The mixed signals have left investors closely monitoring developments, with the oil market responding to every indication of progress or setbacks in diplomatic negotiations.
Strait of Hormuz remains under close watch
The Strait of Hormuz continues to dominate global energy market sentiment after recent military activity significantly disrupted shipping through the strategic waterway.
The latest escalation followed attacks on vessels in the strait, prompting US military strikes on Iranian targets over two days earlier this week.

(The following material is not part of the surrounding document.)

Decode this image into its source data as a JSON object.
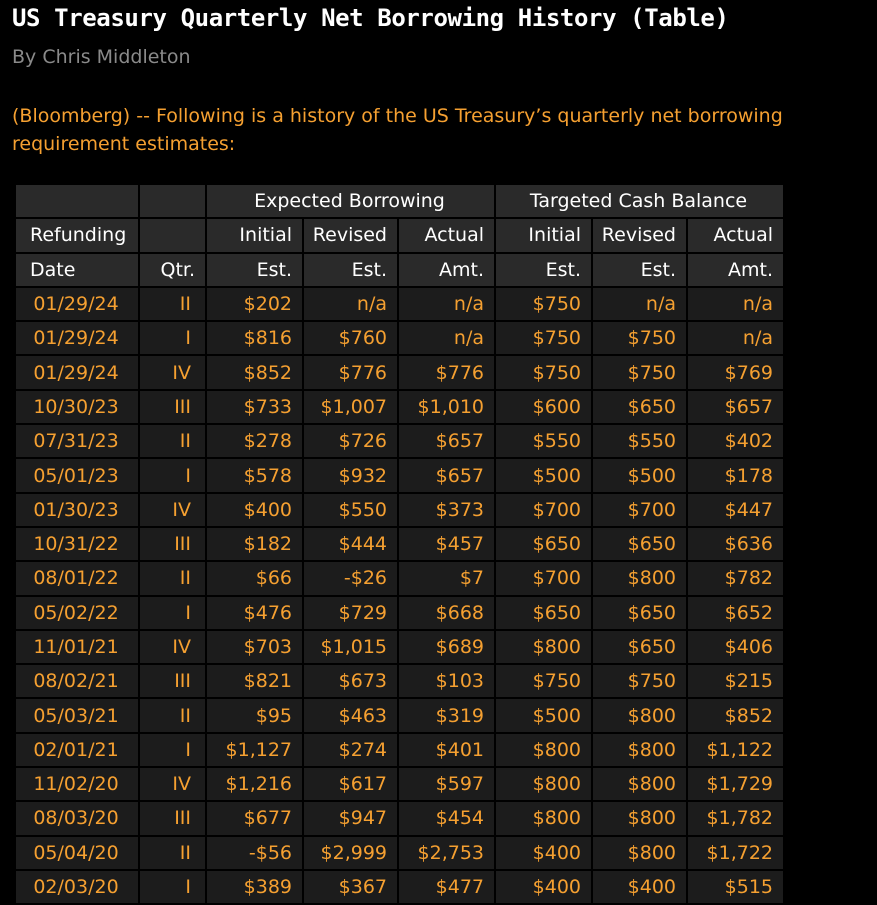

Iran subsequently responded by targeting American military bases in the region.
Despite the exchange of attacks, both countries have so far avoided a broader military conflict.
Shipping data indicated that vessel movements through the Strait of Hormuz slowed dramatically during the latest tensions, with observed transits nearly coming to a standstill by Thursday.
The disruption has once again highlighted the strategic importance of the narrow maritime passage, through which a significant share of the world’s crude oil exports passes every day.
Tanker movements show gradual improvement
Although shipping activity slowed considerably during the latest tensions, market participants noted signs of gradual improvement.
A number of oil tankers that had been delayed in the Persian Gulf have managed to depart in recent weeks, easing an earlier backlog of vessels waiting to transit the Strait of Hormuz.
Energy traders are now closely watching whether tanker traffic returns to normal levels in the coming days, as any prolonged disruption could tighten global crude supplies and place renewed upward pressure on oil prices.
Apart from shipping activity, investors are also monitoring production and export levels from major Gulf oil producers.
Saudi Arabia, the world’s largest crude oil exporter, is expected to announce its monthly crude allocation to customers shortly, a development that could provide further direction to global oil markets.
US says Strait remains open
The United States Central Command (CENTCOM) said Iran does not control the Strait of Hormuz and reiterated that American naval forces continue to ensure freedom of navigation in the region.
According to CENTCOM, US forces have assisted more than 800 vessels in safely transiting the waterway since May.
The statement is aimed at reassuring global markets and shipping companies that international maritime traffic continues to receive security support despite the heightened regional tensions.
Markets remain sensitive to geopolitical developments
The recent volatility underscores how quickly geopolitical developments can influence global energy markets.
Oil prices have fluctuated sharply over the past week as investors balanced concerns over supply disruptions with expectations that diplomatic engagement could prevent a wider conflict in the Middle East.
Analysts believe that future price movements will largely depend on three key factors: the progress of US-Iran negotiations, the resumption of normal shipping through the Strait of Hormuz, and production decisions by major oil-exporting nations.
For now, crude prices have stabilised, but the market remains highly sensitive to developments in the region. Any renewed escalation or breakthrough in diplomacy is likely to have an immediate impact on global oil prices in the days ahead.